The widow of a man who died fighting a wildfire this summer as part of a "hotshots" team based in Prescott, Ariz., says her attempts to be paid her late husband's lifetime benefits have been denied. The city's explanation is that Andrew Ashcraft, 29, was a seasonal employee, Juliann Ashcraft said Wednesday.

"Everyone says every day will get better and in fact every day gets harder," Juliann Ashcraft said today, reports local KPHO TV. "I have four small children that now I've got to find a way to provide for them because my husband giving the ultimate sacrifice, in the city's eyes, wasn't enough to seal the deal that we'll be given health benefits, that we'll be given his salary moving forward,"

Ashcraft was one of 19 members of the elite Granite Mountain Hotshots team who died after the out-of-control Yarnell Hill Fire trapped them on June 30.

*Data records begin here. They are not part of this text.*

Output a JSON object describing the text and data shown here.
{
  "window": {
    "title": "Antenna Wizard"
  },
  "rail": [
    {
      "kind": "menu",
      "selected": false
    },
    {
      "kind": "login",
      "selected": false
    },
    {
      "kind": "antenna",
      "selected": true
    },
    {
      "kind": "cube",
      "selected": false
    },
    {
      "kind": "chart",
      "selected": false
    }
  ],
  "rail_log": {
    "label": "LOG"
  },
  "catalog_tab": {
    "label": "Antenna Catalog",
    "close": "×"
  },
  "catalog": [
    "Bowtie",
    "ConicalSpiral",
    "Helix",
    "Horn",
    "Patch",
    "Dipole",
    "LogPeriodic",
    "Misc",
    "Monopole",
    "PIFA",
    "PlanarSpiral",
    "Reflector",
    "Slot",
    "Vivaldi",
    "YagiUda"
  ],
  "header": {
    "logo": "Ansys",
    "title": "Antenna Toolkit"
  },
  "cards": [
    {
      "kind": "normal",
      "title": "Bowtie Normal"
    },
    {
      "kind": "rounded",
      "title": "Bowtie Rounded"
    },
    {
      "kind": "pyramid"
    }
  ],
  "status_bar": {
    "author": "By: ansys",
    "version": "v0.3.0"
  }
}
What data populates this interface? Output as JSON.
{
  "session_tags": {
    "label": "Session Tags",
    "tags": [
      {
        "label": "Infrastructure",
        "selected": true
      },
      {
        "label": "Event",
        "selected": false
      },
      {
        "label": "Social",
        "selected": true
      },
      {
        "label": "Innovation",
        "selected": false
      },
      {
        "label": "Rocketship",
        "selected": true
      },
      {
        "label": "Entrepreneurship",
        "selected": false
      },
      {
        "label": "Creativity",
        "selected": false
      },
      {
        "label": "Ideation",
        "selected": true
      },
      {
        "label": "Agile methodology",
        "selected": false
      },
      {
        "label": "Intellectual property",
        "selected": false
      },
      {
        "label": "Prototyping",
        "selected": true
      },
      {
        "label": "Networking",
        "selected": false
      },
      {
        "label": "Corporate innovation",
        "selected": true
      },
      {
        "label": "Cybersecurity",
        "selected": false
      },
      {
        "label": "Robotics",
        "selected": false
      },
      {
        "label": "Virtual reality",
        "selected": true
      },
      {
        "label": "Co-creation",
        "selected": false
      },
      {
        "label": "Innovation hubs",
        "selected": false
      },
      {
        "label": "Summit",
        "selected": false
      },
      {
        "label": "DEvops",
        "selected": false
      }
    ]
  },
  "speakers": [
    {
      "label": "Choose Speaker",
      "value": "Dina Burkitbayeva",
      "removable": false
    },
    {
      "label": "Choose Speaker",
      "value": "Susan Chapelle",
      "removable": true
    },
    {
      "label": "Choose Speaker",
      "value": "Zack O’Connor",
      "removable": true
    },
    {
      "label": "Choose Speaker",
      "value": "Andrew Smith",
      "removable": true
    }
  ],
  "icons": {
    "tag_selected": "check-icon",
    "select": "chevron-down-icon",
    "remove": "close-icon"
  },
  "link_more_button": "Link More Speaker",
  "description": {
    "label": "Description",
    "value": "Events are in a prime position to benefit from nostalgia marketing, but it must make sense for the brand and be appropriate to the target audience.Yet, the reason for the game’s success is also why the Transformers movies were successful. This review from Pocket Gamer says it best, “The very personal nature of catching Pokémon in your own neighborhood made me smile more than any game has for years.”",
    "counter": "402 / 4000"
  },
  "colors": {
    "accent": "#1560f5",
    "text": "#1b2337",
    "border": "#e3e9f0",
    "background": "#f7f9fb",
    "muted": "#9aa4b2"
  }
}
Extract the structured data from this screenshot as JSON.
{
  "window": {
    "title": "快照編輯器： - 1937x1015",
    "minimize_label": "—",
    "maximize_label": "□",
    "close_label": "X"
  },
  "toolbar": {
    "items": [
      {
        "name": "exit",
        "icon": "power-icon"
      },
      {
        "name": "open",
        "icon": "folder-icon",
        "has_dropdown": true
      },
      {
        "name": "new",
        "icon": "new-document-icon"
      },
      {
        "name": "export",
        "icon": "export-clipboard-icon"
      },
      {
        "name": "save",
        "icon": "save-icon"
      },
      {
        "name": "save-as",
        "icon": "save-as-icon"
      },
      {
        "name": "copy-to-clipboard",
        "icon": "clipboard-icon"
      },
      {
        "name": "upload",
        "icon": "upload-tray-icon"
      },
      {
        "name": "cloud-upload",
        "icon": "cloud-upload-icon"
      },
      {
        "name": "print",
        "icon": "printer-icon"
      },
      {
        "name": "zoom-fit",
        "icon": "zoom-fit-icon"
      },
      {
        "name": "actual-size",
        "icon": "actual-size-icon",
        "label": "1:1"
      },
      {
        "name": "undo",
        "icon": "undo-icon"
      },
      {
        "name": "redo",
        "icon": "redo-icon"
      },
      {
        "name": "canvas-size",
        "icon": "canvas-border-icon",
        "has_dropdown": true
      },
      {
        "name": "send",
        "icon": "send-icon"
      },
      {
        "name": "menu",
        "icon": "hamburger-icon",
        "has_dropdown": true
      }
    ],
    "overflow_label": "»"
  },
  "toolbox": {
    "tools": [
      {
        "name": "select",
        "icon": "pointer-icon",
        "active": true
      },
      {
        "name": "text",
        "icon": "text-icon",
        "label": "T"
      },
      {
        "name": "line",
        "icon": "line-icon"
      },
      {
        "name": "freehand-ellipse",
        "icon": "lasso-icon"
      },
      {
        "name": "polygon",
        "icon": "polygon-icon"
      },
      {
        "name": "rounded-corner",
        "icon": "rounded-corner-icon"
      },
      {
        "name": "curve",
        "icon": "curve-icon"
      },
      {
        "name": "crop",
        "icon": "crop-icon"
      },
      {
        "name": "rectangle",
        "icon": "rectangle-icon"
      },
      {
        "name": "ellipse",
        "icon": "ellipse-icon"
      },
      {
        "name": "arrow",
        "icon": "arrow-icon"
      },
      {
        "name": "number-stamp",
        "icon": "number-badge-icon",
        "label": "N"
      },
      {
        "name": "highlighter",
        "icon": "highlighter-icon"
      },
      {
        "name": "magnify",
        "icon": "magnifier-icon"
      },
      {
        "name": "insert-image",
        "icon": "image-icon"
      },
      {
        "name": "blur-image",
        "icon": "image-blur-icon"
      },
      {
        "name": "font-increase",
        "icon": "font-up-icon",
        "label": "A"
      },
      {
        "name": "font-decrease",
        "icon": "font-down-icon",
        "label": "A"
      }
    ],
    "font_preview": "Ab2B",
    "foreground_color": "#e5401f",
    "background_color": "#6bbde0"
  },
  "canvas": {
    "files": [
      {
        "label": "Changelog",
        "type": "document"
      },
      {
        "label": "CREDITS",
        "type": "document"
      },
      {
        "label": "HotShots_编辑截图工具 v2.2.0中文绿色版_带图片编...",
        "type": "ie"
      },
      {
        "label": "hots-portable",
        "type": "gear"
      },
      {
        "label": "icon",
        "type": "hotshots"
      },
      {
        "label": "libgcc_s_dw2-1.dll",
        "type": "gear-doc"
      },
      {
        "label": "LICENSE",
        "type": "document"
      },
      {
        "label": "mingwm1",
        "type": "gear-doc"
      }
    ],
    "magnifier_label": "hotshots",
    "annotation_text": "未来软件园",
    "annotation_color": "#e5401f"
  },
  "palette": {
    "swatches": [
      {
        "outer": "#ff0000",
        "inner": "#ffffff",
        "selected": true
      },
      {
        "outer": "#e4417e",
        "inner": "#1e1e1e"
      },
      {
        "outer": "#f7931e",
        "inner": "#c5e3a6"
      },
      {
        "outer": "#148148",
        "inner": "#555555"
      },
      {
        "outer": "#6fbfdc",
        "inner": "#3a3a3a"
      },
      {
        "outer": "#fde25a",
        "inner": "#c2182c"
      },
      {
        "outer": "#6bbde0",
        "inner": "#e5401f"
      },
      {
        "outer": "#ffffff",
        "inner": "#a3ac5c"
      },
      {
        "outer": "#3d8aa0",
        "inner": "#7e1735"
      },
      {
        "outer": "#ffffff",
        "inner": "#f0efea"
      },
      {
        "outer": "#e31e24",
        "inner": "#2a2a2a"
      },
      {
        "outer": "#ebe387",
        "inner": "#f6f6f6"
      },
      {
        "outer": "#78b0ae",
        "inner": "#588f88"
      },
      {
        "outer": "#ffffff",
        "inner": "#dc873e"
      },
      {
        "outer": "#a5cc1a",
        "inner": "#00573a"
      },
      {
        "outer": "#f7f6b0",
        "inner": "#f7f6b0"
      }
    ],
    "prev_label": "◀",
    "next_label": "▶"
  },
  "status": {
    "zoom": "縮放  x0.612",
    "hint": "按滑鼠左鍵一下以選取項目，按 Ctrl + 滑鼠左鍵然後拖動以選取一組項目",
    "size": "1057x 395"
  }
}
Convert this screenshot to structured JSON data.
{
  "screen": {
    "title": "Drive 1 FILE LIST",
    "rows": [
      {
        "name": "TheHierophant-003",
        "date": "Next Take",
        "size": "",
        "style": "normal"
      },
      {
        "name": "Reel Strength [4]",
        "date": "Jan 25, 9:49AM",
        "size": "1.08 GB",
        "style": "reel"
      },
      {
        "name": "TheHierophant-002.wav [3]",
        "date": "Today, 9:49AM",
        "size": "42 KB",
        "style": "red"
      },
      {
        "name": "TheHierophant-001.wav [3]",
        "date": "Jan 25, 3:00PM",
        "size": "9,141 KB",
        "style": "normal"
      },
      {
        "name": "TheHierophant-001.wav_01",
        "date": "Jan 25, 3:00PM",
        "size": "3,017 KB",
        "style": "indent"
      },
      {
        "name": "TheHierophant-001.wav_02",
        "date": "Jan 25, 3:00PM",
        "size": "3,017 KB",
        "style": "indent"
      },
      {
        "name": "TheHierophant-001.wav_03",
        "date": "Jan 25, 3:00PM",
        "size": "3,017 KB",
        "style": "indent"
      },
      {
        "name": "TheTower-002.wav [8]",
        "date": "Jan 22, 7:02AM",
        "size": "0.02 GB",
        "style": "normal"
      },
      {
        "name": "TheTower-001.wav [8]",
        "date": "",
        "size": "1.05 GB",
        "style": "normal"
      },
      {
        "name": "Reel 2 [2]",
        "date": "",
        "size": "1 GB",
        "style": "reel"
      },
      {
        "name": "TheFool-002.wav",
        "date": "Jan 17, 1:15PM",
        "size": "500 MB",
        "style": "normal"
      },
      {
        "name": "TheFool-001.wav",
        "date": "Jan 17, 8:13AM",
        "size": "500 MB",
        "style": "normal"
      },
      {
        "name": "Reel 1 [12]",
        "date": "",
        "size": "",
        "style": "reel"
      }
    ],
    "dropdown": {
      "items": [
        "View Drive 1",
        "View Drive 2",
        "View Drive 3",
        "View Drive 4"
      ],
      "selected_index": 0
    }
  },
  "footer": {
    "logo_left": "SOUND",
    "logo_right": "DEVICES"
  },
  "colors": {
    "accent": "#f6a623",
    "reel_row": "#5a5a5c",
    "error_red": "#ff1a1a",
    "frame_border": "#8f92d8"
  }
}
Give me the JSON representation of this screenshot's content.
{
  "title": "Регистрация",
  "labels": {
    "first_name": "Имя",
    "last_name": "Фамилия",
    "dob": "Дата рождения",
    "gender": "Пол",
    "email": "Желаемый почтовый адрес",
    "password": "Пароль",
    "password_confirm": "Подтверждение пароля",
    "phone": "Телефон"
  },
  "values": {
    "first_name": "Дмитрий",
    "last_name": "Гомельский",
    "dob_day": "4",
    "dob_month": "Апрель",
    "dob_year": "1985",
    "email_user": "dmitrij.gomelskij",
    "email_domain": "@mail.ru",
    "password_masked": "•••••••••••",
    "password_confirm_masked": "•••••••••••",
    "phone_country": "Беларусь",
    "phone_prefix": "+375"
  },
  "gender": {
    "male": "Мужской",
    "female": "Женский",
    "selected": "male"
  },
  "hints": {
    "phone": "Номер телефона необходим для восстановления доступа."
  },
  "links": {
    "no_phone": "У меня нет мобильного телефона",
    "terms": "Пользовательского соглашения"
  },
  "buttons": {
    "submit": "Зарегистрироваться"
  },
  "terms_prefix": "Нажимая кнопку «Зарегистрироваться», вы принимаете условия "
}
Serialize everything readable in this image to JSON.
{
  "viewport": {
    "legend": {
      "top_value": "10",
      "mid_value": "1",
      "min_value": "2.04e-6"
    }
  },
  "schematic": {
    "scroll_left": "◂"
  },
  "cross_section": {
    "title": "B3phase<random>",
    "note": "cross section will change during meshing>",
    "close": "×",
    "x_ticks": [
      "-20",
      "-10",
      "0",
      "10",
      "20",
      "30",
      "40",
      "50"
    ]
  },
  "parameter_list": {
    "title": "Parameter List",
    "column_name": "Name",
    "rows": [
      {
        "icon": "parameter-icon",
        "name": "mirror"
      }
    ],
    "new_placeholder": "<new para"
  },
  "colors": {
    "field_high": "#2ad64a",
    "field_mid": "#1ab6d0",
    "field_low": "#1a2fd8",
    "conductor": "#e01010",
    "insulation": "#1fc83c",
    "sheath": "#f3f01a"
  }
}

Only six of those firefighters were classified as full-time, reports Arizona newspaper The Republic, making their survivors eligible for all benefits. The paper explains how the city views the surviving families' benefits:

"All families are to receive a one-time payment of $328,613 and various other financial and tuition benefits.

"But the families of firefighters who were not categorized as full time are not eligible for three benefits that will go to survivors of the six full-time members: health insurance, a lump-sum life-insurance payment and monthly lifetime survivor benefits."

The issue, city officials tell The Republic, is that Ashcraft and others did not pay into the Public Safety Personnel Retirement System. But it seems that his status, and perhaps that of others, may be the topic of a court case, and possibly state legislation, in the future.

Juliann Ashcraft insists that her husband was a full-time employee; she has hired a lawyer and is pondering a lawsuit over the issue, KPHO reports. She said Wednesday that she would fight for the families of all 13 firefighters classified as "seasonal" to receive full benefits.

"Paperwork obtained by CBS News shows that Andrew Ashcraft did earn a full-time salary," according to CBS affiliate KPHO TV. "And the local firefighters union told CBS News that of the 13 Hotshots denied full benefits, Ashcraft was the only one to work 40 hours a week year round."

The complicated and emotionally charged issue may be decided before it reaches the level of a lawsuit, if a plan by Arizona House Speaker Andy Tobin gains momentum. Tobin, whose district includes Prescott, is working on a bill to give full-time status to any emergency worker who dies on state land.

"To be putting your life on the line for part-time survivor benefits is not what I consider appropriate when people are defending the citizens of Arizona, particularly on state land," he said, according to Prescott's The Daily Courier.

The newspaper also reports that the Prescott City Council approved an initial measure Tuesday to form a new elite crew to replace the Granite Mountain Hotshots. The fallen firefighters were the subject of a memorial service last month.